Sample Corpora
Go to a corpus directory, download the binary file (.txm), and then call the ‘File > Load’ command in TXM to load it.
For some corpora the sources are also provided (.zip), so you can also import from the sources and tune the import to your preferences.
Written texts
French
- discours: corpus of various French presidents’ speeches, published by Damon Mayaffre.
- fleurs-du-mal: Les Fleurs du mal (The Flowers of Evil) by Charles Baudelaire, edition of Jean-Marie Viprey.
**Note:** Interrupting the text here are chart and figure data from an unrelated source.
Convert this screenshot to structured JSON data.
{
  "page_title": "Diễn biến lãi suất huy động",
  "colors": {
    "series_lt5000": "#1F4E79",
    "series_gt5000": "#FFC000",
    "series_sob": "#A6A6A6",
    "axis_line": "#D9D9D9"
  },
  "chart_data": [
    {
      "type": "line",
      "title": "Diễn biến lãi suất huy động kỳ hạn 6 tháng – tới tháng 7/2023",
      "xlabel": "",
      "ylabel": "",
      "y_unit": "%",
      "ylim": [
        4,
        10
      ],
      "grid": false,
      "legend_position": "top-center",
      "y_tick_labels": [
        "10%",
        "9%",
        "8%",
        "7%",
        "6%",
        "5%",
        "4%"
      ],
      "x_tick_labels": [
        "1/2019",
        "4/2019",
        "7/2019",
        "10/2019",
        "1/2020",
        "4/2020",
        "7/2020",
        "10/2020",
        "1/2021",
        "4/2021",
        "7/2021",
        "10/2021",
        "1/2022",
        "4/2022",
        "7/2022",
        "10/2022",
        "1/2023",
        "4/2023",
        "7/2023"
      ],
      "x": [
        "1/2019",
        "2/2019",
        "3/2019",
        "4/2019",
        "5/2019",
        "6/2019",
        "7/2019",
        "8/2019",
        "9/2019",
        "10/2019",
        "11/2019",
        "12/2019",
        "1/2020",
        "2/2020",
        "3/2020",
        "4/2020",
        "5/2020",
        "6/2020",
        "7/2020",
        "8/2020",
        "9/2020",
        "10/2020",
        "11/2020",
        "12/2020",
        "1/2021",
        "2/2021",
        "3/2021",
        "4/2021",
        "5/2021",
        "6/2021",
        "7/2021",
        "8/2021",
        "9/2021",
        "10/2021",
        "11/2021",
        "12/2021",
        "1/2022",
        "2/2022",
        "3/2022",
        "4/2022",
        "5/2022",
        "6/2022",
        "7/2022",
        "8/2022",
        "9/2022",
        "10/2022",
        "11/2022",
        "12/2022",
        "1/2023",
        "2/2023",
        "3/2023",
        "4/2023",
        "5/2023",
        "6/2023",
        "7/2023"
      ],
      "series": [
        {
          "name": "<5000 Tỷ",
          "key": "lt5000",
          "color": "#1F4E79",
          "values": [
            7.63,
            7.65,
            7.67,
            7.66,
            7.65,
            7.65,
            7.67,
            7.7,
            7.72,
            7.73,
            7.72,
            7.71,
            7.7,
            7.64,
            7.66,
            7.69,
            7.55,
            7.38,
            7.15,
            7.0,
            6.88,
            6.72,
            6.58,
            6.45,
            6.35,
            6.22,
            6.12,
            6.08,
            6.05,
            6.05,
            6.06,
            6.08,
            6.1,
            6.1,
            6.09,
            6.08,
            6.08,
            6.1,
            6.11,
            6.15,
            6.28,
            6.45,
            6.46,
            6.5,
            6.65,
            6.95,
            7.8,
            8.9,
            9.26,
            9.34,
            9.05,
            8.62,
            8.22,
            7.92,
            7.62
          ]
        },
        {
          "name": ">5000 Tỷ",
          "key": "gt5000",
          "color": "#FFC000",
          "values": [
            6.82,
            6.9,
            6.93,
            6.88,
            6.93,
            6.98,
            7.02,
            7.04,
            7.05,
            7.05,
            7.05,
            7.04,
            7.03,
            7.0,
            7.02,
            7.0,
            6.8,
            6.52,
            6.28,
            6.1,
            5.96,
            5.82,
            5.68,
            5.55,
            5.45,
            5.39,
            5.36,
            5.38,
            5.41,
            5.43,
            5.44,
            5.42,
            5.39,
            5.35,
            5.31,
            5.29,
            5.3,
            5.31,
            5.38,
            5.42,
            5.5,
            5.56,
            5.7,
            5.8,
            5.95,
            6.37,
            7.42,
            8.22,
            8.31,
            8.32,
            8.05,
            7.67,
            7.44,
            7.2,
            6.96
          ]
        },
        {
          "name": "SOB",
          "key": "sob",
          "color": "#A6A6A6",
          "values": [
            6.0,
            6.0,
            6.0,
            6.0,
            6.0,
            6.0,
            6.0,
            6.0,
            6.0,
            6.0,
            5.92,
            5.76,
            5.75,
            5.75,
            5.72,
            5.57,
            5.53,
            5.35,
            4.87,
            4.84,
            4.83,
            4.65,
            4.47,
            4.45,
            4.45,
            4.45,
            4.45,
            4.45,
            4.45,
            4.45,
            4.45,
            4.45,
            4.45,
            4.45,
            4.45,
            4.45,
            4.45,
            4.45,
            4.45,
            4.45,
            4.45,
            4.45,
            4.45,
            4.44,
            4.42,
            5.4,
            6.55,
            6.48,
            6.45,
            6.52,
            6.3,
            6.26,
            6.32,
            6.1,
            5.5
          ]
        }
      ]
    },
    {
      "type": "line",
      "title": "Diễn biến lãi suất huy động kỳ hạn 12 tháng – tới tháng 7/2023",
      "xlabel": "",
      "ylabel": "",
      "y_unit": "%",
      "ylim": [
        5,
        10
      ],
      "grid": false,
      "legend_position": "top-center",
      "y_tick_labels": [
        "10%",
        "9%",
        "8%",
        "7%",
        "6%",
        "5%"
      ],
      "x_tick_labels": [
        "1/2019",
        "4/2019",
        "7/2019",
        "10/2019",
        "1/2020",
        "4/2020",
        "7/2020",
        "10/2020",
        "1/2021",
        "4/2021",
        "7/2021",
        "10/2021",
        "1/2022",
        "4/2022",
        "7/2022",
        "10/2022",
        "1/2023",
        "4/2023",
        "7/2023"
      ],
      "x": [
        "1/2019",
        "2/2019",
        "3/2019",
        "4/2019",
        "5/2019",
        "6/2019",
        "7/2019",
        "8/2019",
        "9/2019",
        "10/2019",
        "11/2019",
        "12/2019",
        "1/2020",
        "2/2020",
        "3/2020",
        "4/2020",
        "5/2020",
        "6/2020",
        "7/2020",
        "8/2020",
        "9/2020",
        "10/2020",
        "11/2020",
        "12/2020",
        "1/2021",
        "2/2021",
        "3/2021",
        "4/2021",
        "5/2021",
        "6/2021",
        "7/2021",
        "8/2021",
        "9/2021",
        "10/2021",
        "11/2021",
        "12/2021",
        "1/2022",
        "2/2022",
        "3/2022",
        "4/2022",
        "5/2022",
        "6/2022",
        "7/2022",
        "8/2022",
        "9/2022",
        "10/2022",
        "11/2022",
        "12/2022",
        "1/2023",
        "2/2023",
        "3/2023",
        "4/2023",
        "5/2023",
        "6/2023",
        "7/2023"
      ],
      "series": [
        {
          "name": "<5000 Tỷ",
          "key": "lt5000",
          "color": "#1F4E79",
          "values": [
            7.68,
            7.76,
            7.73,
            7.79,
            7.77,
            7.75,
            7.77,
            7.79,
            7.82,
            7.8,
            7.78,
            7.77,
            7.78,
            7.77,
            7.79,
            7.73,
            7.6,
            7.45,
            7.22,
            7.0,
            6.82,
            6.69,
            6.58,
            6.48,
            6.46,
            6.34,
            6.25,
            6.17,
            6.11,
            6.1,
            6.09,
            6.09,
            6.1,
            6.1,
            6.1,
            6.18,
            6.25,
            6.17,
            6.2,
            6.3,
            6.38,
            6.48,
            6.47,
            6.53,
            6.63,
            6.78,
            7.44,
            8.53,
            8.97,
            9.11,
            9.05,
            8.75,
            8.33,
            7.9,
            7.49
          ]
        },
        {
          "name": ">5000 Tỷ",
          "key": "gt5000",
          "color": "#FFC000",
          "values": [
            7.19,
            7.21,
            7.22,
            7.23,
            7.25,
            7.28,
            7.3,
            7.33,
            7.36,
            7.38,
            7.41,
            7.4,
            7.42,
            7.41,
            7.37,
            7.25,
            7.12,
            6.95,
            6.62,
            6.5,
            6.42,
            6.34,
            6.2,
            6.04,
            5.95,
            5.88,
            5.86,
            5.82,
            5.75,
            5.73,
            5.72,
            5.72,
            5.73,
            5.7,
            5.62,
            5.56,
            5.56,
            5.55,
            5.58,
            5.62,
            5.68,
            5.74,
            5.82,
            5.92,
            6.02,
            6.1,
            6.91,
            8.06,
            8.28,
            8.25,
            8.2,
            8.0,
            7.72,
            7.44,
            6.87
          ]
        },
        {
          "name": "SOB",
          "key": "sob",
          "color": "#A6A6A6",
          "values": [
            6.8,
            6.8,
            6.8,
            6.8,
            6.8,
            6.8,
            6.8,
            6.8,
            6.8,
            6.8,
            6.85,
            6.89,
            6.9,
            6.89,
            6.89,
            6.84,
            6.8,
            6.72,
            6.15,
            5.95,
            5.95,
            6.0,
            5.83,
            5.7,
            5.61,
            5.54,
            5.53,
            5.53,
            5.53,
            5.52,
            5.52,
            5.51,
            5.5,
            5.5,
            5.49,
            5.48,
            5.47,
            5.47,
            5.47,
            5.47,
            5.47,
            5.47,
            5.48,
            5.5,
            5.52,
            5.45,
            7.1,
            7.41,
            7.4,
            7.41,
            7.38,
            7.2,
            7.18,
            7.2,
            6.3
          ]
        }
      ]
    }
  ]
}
- mpt: corpus of French National Assembly debates on the “Mariage pour tous” law of 2013 from the mariagepourtousInXML project.
- quete-du-graal-tei: Queste del Saint Graal (Quest for the Holy Grail), edition of Christiane-Marchello Nizia and Alexei Lavrentiev, based on ‘Lyon, Palais des Arts 77 (ms. K) (fol. 160a-224d)’ and ‘Paris, BNF n. acq. fr. 1119 (ms. Z)’ ca. 1225 or 1230 Old French manuscripts.
- tdm80j: Le tour du monde en quatre-vingts jours (Around the World in Eighty Days), Jules Verne, 1873, edition of J. Hetzel et Cie. Synoptic edition with Wikisource facsimile images.
- txm-odt-manual: TXM User’s manual as a TXM corpus.
- voeux: corpus of 54 New Year’s Day speeches of French presidents (1959-2009), published by Jean-Marc Leblanc.
- voeux-fr: See voeux.
English
- brown: corpus of 500 texts written in American English in 1961, published by W. N. Francis et H. Kucera (this version based on the XML TEI version of NLTK project).
- leviathan: Leviathan by Thomas Hobbes, 1588-1679. XML-TEI P5 text sample from the EEBO-TCP Phase 1 project.
German
- voeux-rfa: corpus of the Christmas and the New Year’s addresses delivered by the Presidents and the Chancellors of the Federal Republic of Germany since 1987, contributed by Sascha Diwersy, Universität zu Köln.
Record transcriptions (synchronized)
-
p1s8-course-transcription: Speech transcription and audio/video recording of a high school course of physics (in French).
See Tiberghien Andrée et al., Partager un corpus vidéo dans la recherche en éducation : analyses et regards pluriels dans le cadre du projet ViSA, éducation & didactique 3/2012 (vol.6) [on line at openedition.org].
To practice video replay from concordances (needs Media Player extension).
Parallel corpora (multilingual)
-
uno-tmx-sample: sample of United Nations General Assembly Resolutions: A Six-Language Parallel Corpus (Arabic, Chinese, English, French, Russian and Spanish), http://www.uncorpora.org, Alexandre Rafalovitch, Robert Dale. 2009. United Nations General Assembly Resolutions: A Six-Language Parallel Corpus. In Proceedings of the MT Summit XII, pages 292-299, Ottawa, Canada, August.
To import with the XML-TMX import module.
Annotated corpora
- CORPUS110CYL067: a single syntactically parsed text from the MASC corpus. To practice TIGER Search queries (see TIGER-XML import validation, needs TIGER Search extension).
Some corpora are also downloadable from the TXM demo portal.